Sapevo che i bambini si esprimessero attraverso il disegno, ma non immaginavo che Leila si sfogasse così tanto.
<<Mia madre sa di questo?>> le chiedo, immaginando una reazione alla Hannah Gray. Conoscendola avrebbe fatto chiudere i ponti alla Miller. Pregai mentalmente per lei.
<<Gliene ho parlato, non ci sono problemi se Leila viene qui>> scrolla di nuovo le spalle e mi fissa sorridendo, sempre con calma e serenità. Ad Hannah Gray va bene se la figlia di quasi sei anni fa delle sedute gratis con la vicina laureata in psicologia? Però, dovevo farle i complimenti.

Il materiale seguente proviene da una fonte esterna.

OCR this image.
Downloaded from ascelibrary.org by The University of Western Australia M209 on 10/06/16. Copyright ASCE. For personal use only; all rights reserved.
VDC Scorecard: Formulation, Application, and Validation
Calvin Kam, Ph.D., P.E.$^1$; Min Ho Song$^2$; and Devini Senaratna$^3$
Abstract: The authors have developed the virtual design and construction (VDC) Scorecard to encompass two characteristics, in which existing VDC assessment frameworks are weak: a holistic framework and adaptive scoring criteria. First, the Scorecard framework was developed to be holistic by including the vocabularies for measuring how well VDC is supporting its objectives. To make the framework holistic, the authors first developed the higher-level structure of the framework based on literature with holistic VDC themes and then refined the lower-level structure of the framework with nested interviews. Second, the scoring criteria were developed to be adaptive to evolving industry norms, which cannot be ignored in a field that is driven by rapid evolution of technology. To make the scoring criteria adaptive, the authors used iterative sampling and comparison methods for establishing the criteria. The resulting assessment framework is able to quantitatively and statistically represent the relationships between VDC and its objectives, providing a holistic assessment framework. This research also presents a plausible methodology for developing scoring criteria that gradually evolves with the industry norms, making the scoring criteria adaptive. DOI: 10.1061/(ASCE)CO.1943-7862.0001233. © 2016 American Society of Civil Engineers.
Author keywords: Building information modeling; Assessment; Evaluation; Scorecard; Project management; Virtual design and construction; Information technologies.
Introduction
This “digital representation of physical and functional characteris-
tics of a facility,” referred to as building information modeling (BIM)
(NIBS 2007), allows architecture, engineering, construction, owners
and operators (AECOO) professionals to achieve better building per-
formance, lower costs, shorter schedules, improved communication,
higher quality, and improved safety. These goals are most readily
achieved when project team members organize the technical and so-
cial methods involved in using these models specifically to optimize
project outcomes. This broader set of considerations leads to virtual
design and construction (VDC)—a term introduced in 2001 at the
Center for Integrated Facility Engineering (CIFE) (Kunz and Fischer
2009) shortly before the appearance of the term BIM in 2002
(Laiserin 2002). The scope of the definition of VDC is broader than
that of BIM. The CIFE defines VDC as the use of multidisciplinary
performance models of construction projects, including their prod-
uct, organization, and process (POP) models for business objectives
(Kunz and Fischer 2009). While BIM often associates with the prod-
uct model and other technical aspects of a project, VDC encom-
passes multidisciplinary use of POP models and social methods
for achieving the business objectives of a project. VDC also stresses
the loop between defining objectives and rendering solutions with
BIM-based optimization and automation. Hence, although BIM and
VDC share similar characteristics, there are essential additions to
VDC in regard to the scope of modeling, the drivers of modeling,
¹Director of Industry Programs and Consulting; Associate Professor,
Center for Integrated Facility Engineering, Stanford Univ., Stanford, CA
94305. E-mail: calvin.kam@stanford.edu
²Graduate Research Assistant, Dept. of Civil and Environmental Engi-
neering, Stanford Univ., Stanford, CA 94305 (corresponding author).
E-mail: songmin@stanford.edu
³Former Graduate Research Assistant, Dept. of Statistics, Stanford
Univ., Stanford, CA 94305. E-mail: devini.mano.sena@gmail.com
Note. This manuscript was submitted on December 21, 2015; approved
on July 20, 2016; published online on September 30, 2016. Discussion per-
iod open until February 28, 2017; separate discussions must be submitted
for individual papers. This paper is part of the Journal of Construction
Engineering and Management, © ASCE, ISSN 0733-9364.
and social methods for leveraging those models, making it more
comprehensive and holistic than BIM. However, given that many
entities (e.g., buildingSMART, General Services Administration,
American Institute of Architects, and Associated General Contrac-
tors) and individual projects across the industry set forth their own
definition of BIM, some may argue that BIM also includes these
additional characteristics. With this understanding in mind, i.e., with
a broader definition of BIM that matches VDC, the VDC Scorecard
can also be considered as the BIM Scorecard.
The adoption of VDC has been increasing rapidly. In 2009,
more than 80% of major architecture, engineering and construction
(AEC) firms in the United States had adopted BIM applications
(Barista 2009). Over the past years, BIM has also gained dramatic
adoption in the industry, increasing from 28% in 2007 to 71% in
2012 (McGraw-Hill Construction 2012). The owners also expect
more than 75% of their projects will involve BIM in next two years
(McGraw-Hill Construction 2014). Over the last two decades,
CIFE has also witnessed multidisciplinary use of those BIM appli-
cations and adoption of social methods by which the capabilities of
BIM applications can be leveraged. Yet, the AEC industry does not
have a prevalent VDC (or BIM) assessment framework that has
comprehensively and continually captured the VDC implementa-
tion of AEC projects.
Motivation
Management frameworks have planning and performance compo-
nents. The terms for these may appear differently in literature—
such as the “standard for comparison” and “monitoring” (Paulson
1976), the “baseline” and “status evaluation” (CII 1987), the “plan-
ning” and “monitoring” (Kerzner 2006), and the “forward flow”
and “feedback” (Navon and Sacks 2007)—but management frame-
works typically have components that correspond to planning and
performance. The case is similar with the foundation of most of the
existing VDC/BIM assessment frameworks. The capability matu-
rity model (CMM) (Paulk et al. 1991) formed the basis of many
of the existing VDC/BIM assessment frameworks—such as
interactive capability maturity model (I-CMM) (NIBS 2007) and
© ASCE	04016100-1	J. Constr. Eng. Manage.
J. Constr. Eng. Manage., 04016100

<<Posso tenerlo?>> chiedo ancora e lei fa cenno di sì con la testa. Infilo i due diari nello zaino e guardo Mary, che mi scruta da capo a piede. Mi sento in soggezione, i suoi occhi sono scuri adesso e sembrano degli scanner. Mi spoglia con le iridi, socchiude le palpebre e poi scuote la testa riprendendo a guardarmi con normalità. Avvampo sul corpo e infilo le mani sotto le cosce, mordendomi il labbro.
<<Scrivi le tue emozioni, se hai degli incubi descrivili e ne parleremo durante i nostri incontri. Direi che possiamo vederci due volte a settimana, se hai dei problemi puoi venire quando vuoi>> risponde alla mia domanda, mi passa un biglietto con il suo numero e mi sorride, tornando alla postazione di prima. Annuisco, alzandomi dalla poltrona e lei mi imita abbottonandosi il blazer mentre mi dà la mano. La prendo, bloccandomi con le parole e noto che non porta la fede al dito. Nello studio non ci sono foto del marito, solo di Christian e alcuni suoi disegni appesi alla parete della libreria. Mi venne un dubbio, ma lo tenni per me. Sarebbe inappropriato e sconveniente.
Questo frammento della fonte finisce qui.